A Chile, a ese país mitad Sodoma, mitad antigua Argelia, asilo prostituido de mercaderes y piratas, ¿qué porvenir le depara la Providencia? Escuchadme. Un pueblo, lo mismo que una institución, por secular que sea, cuando llega a su término final se obceca y se suicida.

Chile está obcecada (obstinada), Chile se suicida. ¿Podrá Chile, sin suicidarse, resistir a dos grandes naciones de inagotables recursos, contando con las simpatías del mundo entero y con hombres que saben defender su nacionalidad corno los heroicos Grau y Abaroa?

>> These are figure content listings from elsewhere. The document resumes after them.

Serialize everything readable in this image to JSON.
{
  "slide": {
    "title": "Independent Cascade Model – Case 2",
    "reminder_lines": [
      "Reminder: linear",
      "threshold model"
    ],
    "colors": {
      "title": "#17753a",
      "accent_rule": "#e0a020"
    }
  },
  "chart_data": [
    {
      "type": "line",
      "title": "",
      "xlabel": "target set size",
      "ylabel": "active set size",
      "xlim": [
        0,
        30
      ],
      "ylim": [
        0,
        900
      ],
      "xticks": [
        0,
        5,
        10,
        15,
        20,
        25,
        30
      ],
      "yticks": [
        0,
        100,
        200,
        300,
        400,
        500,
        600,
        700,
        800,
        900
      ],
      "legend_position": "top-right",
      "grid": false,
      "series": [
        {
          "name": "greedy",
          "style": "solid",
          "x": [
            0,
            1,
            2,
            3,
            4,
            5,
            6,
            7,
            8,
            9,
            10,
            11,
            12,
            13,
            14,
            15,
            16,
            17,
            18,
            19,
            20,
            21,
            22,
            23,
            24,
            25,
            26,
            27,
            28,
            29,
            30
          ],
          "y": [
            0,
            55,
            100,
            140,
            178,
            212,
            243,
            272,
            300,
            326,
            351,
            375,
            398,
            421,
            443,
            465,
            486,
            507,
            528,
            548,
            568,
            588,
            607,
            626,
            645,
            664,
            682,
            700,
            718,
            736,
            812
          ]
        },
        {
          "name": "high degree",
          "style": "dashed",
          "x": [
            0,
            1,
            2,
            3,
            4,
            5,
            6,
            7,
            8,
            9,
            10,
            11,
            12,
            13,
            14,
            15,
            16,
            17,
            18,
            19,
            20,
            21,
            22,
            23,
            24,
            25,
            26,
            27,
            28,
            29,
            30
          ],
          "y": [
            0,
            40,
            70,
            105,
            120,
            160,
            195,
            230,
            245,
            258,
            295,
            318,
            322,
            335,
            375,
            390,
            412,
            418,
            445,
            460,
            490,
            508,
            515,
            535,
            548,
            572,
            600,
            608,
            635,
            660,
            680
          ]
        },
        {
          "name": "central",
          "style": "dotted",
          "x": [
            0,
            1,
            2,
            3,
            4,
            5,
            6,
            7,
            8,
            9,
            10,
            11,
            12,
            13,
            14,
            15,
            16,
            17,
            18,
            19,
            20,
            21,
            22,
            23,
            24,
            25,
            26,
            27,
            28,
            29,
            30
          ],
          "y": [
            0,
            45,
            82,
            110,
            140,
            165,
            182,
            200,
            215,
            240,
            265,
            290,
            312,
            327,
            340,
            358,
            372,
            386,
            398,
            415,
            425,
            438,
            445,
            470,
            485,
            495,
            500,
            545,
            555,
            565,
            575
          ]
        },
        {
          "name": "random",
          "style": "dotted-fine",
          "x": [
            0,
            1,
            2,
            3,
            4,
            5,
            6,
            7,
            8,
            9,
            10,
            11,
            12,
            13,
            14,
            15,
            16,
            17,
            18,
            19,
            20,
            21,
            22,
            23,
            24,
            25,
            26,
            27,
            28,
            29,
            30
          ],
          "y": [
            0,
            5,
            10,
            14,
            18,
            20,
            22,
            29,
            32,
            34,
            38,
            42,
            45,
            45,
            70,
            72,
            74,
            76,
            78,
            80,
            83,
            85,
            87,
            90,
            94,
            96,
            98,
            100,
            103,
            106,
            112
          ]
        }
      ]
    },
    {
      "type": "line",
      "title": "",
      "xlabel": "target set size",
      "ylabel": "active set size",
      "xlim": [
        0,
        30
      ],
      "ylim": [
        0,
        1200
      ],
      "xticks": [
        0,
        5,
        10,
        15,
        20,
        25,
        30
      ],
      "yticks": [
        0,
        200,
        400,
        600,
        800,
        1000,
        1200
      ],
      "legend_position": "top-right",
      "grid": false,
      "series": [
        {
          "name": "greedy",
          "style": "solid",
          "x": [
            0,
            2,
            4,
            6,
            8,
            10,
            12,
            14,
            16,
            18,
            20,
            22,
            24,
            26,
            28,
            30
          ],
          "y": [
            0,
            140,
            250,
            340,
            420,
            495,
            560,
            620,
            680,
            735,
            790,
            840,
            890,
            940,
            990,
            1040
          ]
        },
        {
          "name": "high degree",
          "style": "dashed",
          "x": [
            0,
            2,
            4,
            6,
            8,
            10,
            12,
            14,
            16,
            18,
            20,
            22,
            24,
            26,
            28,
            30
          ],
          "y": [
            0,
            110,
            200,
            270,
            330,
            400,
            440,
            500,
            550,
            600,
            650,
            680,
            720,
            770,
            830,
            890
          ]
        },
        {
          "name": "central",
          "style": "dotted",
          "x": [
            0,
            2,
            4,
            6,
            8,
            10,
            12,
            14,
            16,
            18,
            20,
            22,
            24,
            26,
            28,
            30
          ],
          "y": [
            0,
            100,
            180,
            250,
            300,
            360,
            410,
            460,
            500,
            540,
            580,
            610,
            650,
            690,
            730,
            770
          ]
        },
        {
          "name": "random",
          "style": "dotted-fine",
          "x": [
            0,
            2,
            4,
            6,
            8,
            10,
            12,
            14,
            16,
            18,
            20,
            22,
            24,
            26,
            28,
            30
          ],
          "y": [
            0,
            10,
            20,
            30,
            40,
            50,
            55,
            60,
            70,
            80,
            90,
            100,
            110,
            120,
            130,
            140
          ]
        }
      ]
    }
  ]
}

Examinemos otro hecho que converge al castigo providencial. Hay en Europa una mano vigorosa que venciendo a la naturaleza ha abierto el canal de Suez. Ella misma se propone cortar el Istmo de Panamá. ¿Qué será entonces de Chile? Encadenado a sus estrechos límites en el sur por la gran patria de San Martín, en el norte por la patria de Grau y Gálvez, de Murillo y Abaroa, perdido su rol de emporio comercial del Pacífico, ¿no será reducido a un oscuro rincón de pastoreo? la mano de Lesseps va a escribir, señores, para la orgiaca Chile, los caracteres que aterraron á Baltazar.

Cierto es que por nuestra civilización cristiana repudiamos de nuestros labios el «Delenda est Carthaga»(Cartago debe ser destruida) de Roma pagana, pero es cierto también que al fin de nuestra guerra veremos a esa Chile suicidada por el vértigo del robo, de la sensualidad, con el estigma de los providenciales castigos y aplastada con el desprecio de las naciones honradas.

Entonces ¡Oh, Grau! resplandecerá aún más vuestra imponente figura.

Vuestro sublime sacrificio brillará, como brilla la primera centella, precursora del rayo vengador que ha de herir la frente de Caín.

Besaremos entonces como hoy vuestra gloriosa tumba.

Besaremos entonces vuestra misteriosa aureola, formada con el iris de dos banderas unidas y purificadas al crisol del mismo fuego devorador de Mejillones.

¡Inclinémonos, señores!

El Dios de las justicias, que ha escuchado nuestras preces (cantos propios de la Misa hispánica), ha recogido también esa grande alma.

¡Paz y bendición a la santa memoria de esos inmortales héroes y mártires!